Know whether your estimator uses long or short differences in the pre-treatment period. This determines what the pre-trend test actually tests — and mixing them on the same plot creates the kink artifact.
The kink artifact is real: Callaway-Sant’Anna with base_period='varying' (the default) creates a visual break at the treatment date that can mimic a treatment effect where none exists.
Match control groups across estimators. Never-treated vs. not-yet-treated is a substantive choice that affects both the estimand and comparability. When comparing CS/SA with BJS, remember that BJS always uses all untreated observations.
Post-treatment coefficients are generally comparable across all estimators (they target the same estimand: the ATT at each relative time). Pre-treatment coefficients require more care — they may answer different questions depending on the estimator.
As a rule: before overlaying event studies from different estimators, check that you’re comparing like with like — same coefficient construction, same control group, same reference period.
9 References
Arkhangelsky, D., Athey, S., Hirshberg, D. A., Imbens, G. W., & Wager, S. (2021). Synthetic Difference-in-Differences. American Economic Review, 111(12), 4088-4118.
Borusyak, K., Jaravel, X., & Spiess, J. (2024). Revisiting Event Study Designs: Robust and Efficient Estimation. Review of Economic Studies, 91(6), 3253-3285.
Callaway, B., & Sant’Anna, P. H. C. (2021). Difference-in-Differences with multiple time periods. Journal of Econometrics, 225(2), 200-230.
Gardner, J. (2022). Two-stage differences in differences. arXiv preprint arXiv:2207.05943.
Goodman-Bacon, A. (2021). Difference-in-Differences with Variation in Treatment Timing. Journal of Econometrics, 225(2), 254-277.

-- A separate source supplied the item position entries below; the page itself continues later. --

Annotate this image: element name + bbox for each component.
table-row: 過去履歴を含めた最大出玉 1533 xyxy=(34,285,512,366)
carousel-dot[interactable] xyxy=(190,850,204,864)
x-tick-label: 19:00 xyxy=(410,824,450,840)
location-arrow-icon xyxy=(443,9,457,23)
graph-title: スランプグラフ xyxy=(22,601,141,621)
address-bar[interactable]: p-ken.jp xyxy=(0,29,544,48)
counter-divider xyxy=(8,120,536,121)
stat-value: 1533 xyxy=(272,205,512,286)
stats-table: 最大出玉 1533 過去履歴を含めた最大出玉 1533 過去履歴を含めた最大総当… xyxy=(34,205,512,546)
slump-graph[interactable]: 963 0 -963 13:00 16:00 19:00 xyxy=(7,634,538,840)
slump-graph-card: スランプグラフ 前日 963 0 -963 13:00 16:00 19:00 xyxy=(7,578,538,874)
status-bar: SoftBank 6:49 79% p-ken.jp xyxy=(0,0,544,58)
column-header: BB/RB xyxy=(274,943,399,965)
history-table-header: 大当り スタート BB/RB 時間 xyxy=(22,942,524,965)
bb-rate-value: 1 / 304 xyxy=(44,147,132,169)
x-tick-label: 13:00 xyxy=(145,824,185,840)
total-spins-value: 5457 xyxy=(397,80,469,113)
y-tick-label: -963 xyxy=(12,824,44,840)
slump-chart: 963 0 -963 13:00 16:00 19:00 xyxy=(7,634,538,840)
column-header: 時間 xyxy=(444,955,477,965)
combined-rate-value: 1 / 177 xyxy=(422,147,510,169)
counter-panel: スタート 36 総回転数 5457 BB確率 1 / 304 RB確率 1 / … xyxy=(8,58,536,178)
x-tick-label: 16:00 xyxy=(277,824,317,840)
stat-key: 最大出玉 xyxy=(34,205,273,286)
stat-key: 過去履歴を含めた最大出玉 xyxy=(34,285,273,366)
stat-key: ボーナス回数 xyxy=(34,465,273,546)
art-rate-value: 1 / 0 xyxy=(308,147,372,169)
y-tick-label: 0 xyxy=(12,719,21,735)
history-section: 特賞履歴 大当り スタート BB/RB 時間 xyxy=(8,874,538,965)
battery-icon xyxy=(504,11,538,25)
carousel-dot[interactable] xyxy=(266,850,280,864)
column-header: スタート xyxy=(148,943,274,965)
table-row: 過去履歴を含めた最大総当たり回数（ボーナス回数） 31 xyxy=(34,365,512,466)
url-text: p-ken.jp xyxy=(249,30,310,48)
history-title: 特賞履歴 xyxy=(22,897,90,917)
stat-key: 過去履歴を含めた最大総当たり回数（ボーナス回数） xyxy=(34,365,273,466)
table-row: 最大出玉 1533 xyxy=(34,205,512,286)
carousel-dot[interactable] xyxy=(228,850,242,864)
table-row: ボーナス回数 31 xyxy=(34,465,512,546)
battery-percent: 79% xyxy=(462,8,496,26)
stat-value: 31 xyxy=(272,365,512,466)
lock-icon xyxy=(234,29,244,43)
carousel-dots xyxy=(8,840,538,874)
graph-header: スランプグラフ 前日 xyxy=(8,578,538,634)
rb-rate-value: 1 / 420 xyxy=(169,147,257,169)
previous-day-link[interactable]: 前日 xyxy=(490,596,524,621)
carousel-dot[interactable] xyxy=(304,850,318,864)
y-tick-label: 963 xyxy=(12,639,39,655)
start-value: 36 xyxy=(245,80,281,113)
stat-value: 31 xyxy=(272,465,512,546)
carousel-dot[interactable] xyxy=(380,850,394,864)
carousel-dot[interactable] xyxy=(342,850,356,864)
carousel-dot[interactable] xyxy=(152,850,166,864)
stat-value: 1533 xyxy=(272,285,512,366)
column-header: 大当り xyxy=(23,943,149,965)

Roth, J. (2026). Interpreting Event Studies from Recent Difference-in-Differences Methods. arXiv preprint arXiv:2401.12309.
Sun, L., & Abraham, S. (2021). Estimating Dynamic Treatment Effects in Event Studies with Heterogeneous Treatment Effects. Journal of Econometrics, 225(2), 175-199.
Gerber, I. (2025). diff-diff: A comprehensive Python package for Difference-in-Differences. GitHub.